O evento contou com a participação de Rashid Abdallah, diretor da Comissão Africana de Energia (AFREC), que apresentou os resultados do novo relatório “Sustainable Scaling: Meeting the Clean Cooking Challenge in Africa”. Abdallah salientou que cerca de mil milhões dos 2,3 mil milhões de pessoas sem acesso a cozinha limpa em todo o mundo se encontram em África e que o continente perde anualmente cerca de 3,9 milhões de hectares de floresta devido a práticas de cozinha não sustentáveis.
Abdallah anunciou o lançamento do Programa Africano de Cozinha Limpa, destinado a criar uma estratégia abrangente e um plano de ação para melhorar o acesso à cozinha limpa em todo o continente. “Procuramos criar uma plataforma onde os Estados membros possam aprender uns com os outros e partilhar as melhores práticas”, afirmou, sublinhando a necessidade de acompanhar o progresso e promover parcerias.
Joseph Ng’ang’a, Vice-Presidente para África da Aliança Global Energética para as Pessoas e o Planeta, sublinhou a importância de integrar soluções de cozinha limpa nos esforços de eletrificação. Tornar acessíveis os aparelhos de cozinha limpos são essenciais para a sua adoção generalizada, salientou, instando os governos a garantir a existência das infraestruturas e das políticas necessárias para apoiar a transição.

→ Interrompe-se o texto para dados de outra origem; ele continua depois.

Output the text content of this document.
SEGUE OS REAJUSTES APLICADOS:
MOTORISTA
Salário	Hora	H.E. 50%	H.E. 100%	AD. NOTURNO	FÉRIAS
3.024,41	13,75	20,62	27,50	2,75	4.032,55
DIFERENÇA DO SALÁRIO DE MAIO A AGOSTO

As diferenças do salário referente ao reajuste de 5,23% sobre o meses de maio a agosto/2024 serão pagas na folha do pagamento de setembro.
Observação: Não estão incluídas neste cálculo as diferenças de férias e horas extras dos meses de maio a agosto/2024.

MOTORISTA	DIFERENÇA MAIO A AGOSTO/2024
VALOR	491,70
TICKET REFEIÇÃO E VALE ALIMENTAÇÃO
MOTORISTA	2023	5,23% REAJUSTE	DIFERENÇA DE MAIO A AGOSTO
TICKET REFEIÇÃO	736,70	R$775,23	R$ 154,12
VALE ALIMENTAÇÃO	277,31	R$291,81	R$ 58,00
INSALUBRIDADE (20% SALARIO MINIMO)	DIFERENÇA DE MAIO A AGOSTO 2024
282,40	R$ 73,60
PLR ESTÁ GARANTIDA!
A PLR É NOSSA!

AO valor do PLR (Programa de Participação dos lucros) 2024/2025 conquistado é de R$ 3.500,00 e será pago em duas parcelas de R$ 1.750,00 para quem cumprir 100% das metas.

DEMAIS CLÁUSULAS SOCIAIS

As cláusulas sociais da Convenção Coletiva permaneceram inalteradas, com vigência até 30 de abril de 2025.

Entre os participantes encontravam-se representantes da SIDA (Suécia), do Instituto de Recursos Mundiais, do PNUD e de outros parceiros, todos unidos na luta contra a crise da falta de cozinha limpa. As discussões enfatizaram a integração da cozinha limpa em estratégias mais amplas de acesso à energia para garantir que nenhum africano seja deixado para trás na mudança para a energia sustentável.
“Não nos podemos dar ao luxo de esperar mais tempo”, apelou Kariuki. “A cozinha limpa deve estar na vanguarda das nossas agendas, pois é vital para a saúde e a dignidade de milhões de famílias em toda a África”, concluiu.